NOTES ADDITIONNELLES sur les TOU-KIUE (TURCS) OCCIDENTAUX (1903)
Introduction


Une édition électronique réalisée à partir du texte d'Édouard CHAVANNES (1865-1918), NOTES ADDITIONNELLES sur les TOU-KIUE (TURCS) OCCIDENTAUX. Paris: Librairie d’Amérique et d’Orient Adrien Maisonneuve, 1903, 110 pages. Une édition numérique réalisée par Pierre Palpant, bénévole, Paris.

Introduction

638

La douzième année tcheng-koan (638), le neuvième mois, un décret impérial fut rendu en ces termes :

« Les bienfaits du Ciel et de la Terre se répartissent avec égalité entre les quatre saisons ; la sage conduite du roi souverain s’exerce sans partialité envers les dix mille sortes d’êtres ; c’est ainsi qu’on peut soutenir et nourrir la foule du peuple, couvrir et protéger le p.6 territoire des Hia ; les ordres et les instructions (de ce souverain parfait) atteignent tous les êtres jusque dans les contrées reculées ; les titres et les dignités qu’il confère ne sont pas omises lorsqu’il s’agit d’hommes aux mœurs étrangères. Le (chef des) Sie-yen-t’o (Syr Tardouch) Tchen-tchou p’i-kia (bilgä) kagan, sa personne est profondément brave, sa sagesse est brillamment réelle ; depuis longtemps il a vu les vicissitudes des temps ; de bonne heure il a reçu notre calendrier. Sa sincérité loyale et sa haute vertu ont réussi à se manifester au-delà de notre frontière. Ses tributs et ses offrandes n’ont jamais cessé de venir au palais impérial ; de plus il a parfaitement instruit ses descendants et maintenu l’harmonie dans son peuple ; tous à sa suite s’acquittent des devoirs de protection qui leur incombent et tous aiment et admirent l’influence de la cour. Ses fils Cha-tan-mi che-hou (jabgou) Pa-tcheou et Ta-tou (tardou) mo-ho-tou (bagatour) cho (chad) Hie-li-pi, ont tous deux une volonté portée sur ce qui est réellement bon, une énergie pleine d’effective vaillance. L’un, épuisant ses sentiments de loyalisme, chérit dans son cœur la cour impériale ; l’autre venant de loin pour assister aux audiences de l’empereur, s’est prosterné devant son trône. Si nous réfléchissons à leur absolue sincérité, nous avons bien motif de les louer ; il convient donc que nous leur conférions des titres excellents afin d’étendre sur eux nos récompenses et nos faveurs. Que Pa-tcheou devienne Se che-hou (jabgou) k’o-han (kagan) ; en outre je lui fais présent de quatre drapeaux à tête de loup et de quatre tambours. A Hie-li-pi kagan ta(-tou) mo-ho-tou (bagatour) che-hou (jabgou), je confère deux drapeaux à tête de loup et deux tambours. En outre j’ordonne que le grand général du tso-ling-kiun, Leang Fang-che, prenne un insigne de commandement pour exécuter ce décret d’investiture.

 

639

Sous le règne de T’ai-tsong, la treizième année tcheng-koan (639), (le chef des) Sie-yen-t’o (Syr-Tardouch) envoya un ambassadeur dire à l’empereur :

« Quoique (le roi de) Kao-tch’ang (Tourfan) ait l’air de servir le Très-vénérable, dans son inconstance il ne se conduit pas réellement ainsi. Il s’est permis de mettre en campagne des soldats qui, avec Yu-kou chad ont attaqué les royaumes institués par le Fils du Ciel. Moi, votre esclave, ayant reçu de grands bienfaits de l’empire, et désireux de témoigner ma reconnaissance, je vous demande de mettre en campagne les hommes auxquels je commande comme avant-coureurs de l’armée régulière, pour le châtier.
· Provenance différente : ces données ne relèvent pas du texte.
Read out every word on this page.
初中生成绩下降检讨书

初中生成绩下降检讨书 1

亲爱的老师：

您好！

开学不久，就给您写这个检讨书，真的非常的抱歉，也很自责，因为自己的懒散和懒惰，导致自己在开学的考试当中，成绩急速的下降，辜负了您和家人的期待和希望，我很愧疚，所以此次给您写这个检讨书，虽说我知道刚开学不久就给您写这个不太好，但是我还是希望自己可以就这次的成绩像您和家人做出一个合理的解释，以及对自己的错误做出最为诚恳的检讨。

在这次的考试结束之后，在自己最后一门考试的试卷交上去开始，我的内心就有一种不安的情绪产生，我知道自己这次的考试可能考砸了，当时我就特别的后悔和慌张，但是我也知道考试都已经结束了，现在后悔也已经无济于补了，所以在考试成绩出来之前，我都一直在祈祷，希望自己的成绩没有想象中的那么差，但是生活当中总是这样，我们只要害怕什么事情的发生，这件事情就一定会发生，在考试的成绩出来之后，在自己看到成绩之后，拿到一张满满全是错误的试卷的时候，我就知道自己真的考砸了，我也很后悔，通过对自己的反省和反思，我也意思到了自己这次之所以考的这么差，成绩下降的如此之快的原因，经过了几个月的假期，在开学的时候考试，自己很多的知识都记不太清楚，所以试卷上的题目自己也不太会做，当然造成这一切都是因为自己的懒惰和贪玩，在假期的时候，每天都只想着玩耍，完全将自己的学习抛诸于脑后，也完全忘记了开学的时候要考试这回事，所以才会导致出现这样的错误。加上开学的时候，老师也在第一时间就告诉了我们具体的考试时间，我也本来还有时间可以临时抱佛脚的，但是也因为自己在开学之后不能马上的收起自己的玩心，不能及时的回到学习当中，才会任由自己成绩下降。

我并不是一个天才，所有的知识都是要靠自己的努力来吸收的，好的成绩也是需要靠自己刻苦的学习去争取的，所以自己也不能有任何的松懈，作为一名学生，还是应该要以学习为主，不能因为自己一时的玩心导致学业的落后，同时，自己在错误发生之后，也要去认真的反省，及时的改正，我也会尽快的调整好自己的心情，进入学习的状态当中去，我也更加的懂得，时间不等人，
L’empereur loua sa sincérité et sa rectitude ; il chargea le président du ministère du Cens, T’ang Kien, et le grand général du yeou ling kiun, Tche-che-se-li, de lui apporter des soies brodées et des soies unies pour lui en faire présent.

 

640

Récit de l’attaque de la capitale du royaume de Kao-tch’ang (Yar khoto près de Tourfan) par Heou Kiun-tsi. On y relève le passage suivant : « Auparavant, au moment du départ de la grande armée, l’empereur avait appelé du pays à l’est des montagnes des gens habiles à construire des machines de siège et les avait tous adjoints à l’armée. (Heou). Kiun-tsi coupa alors des arbres pour combler les fossés ; il fit avancer en foule les béliers montés sur char afin d’en heurter les remparts qui furent éventrés sur une longueur de plusieurs dizaines de pieds ; les pierres des balistes montées sur char frappaient dans la ville et tout ce qu’elles atteignaient était réduit en miettes ; quelques uns (des assiégés) étendirent des couvertures de feutre pour s’abriter contre les pierres lancées. Ceux qui sur le rempart gardaient les créneaux ne purent plus y rester et alors on prit la ville.

 

642

La seizième année tcheng-koan (642), le neuvième mois, le (chef des) Yen-t’o (Tardouch), Tchen-tchou p’i-kia (bilgä) kagan envoya son oncle Cha-po-lo ni-chou se-kin demander à contracter un mariage et offrir trois mille chevaux, trente huit mille peaux de martre et un miroir en agate. L’empereur consentit à lui donner une fille (de la maison impériale) en mariage ; il invita le kagan à faire des préparatifs pour accomplir la cérémonie de venir en personne à sa rencontre. L’empereur était résolu à chérir les hommes lointains ; aussi annonça-t-il par un décret qu’il se rendrait à Ling tcheou pour avoir une entrevue avec (le kagan des Yen-t’o) ; le kagan fut très joyeux et il publia dans son royaume les paroles que voici :

« J’étais à l’origine un petit chef des T’ie-le (Tölös) ; j’ai obtenu la faveur que l’Homme saint du grand empire m’établisse comme kagan ; maintenant, en outre il me donne une princesse en mariage et lui-même viendra à Ling tcheou ; il y a bien là de quoi être satisfait.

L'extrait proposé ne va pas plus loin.